December 10, 2019
LIBOR Phase-Out Expected After 2021 – Trillions of Dollars Exposed
LIBOR, the long-standing interest rate benchmark used in many commercial contracts is expected to be discontinued after year-end 2021. LIBOR is based on the cost of short-term unsecured loans between leading international banks. Its discontinuance is due to the unreliability of the index and a tainted history of manipulation. Since the financial crisis, the supporting market activity has diminished, which presented opportunities for banks to report false rates to hide liquidity issues or entice investors to generate profits. Enlight of the marred history and pending phase-out, stakeholders have questions and concerns given that LIBOR exposure is in the hundreds of trillions of dollars in the U.S. alone.
The U.S. Federal Reserve established the Alternative Reference Rates Committee (ARRC), a working group focused on transitioning from LIBOR to the Secured Overnight Financing Rate (SOFR), a benchmark rate used in a larger and more liquid population of observable transactions. The SOFR comes with its own less severe concerns, including limited historical data, lack of comparable duration rates, and potential for volatility. However, other acceptable reference rates are available. In some cases, contracts already include “Fallback Rates,” such as Prime or the U.S. Treasury Bill, in the event LIBOR, is no longer available. The looming questions are now:
- What is the impact on current accounting practices?

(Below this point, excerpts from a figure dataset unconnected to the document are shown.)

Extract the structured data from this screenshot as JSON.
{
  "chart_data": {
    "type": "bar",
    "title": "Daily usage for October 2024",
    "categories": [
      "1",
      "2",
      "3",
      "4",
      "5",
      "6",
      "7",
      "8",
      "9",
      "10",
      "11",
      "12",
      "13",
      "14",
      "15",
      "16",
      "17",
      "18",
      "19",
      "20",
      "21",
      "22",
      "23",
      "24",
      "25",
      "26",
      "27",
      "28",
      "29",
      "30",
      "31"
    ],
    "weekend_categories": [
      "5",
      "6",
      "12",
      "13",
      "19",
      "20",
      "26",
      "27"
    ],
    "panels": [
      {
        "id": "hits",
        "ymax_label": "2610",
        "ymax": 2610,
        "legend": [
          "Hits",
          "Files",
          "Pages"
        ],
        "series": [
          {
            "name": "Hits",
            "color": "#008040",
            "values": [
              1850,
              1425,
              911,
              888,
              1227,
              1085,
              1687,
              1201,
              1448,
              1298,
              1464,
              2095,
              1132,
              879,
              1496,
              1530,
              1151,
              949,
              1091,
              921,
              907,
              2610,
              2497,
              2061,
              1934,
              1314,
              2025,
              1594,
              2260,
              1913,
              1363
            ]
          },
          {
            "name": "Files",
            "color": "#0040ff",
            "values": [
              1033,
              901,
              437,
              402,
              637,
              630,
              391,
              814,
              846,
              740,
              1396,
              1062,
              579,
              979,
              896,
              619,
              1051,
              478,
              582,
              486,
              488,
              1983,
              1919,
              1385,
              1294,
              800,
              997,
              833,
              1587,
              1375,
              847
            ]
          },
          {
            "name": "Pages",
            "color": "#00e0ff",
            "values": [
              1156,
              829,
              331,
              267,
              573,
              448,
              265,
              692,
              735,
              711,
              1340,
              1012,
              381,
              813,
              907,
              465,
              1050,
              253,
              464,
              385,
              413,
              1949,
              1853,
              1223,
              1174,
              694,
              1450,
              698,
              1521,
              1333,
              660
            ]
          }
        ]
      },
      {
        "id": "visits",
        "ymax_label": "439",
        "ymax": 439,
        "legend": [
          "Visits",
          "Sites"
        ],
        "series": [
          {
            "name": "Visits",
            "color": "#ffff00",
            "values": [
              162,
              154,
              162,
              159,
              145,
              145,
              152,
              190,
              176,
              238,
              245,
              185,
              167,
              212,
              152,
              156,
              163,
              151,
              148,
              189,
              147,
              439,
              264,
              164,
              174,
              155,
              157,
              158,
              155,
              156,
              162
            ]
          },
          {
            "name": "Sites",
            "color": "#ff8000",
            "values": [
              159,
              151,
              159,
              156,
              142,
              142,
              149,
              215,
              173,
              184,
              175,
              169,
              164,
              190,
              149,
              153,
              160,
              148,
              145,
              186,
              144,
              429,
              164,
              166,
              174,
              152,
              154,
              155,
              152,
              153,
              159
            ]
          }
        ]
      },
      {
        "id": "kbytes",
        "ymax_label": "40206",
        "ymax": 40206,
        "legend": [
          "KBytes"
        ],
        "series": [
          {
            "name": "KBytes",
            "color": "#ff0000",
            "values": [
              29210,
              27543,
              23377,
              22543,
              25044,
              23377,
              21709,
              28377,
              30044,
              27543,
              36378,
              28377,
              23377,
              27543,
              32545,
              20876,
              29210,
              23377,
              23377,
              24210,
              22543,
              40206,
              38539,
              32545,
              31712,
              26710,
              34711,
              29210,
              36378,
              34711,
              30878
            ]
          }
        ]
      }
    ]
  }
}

- Will contracts need to be renegotiated?
- Are there expedient methods for transition being considered?
GAAP Update
On November 13, 2019, FASB approved an accounting standard update (ASU) to provide temporary accounting relief during the transition from LIBOR. The ASU will provide optional expedients and exceptions for applying GAAP to contracts and transactions that are anchored to LIBOR. Examples include promissory and surplus notes, lines of credit, loans, premium financing, and derivative contracts. Receivables and debt contracts will be accounted for by prospectively adjusting the interest rate. Leases will be accounted for as a continuation with no remeasurement or reassessment. Similarly, derivatives and hedges will not require reassessment and will still apply hedge accounting. The final ASU is expected to be issued in early 2020. The amendments will be effective upon issuance and apply only to contract modifications, and hedging relationships entered into or evaluated before December 31, 2022.
SAP Update
The NAIC is monitoring FASB’s actions and is expected to meet once the final ASU is issued. They will likely request an interim exposure to be consistent with GAAP.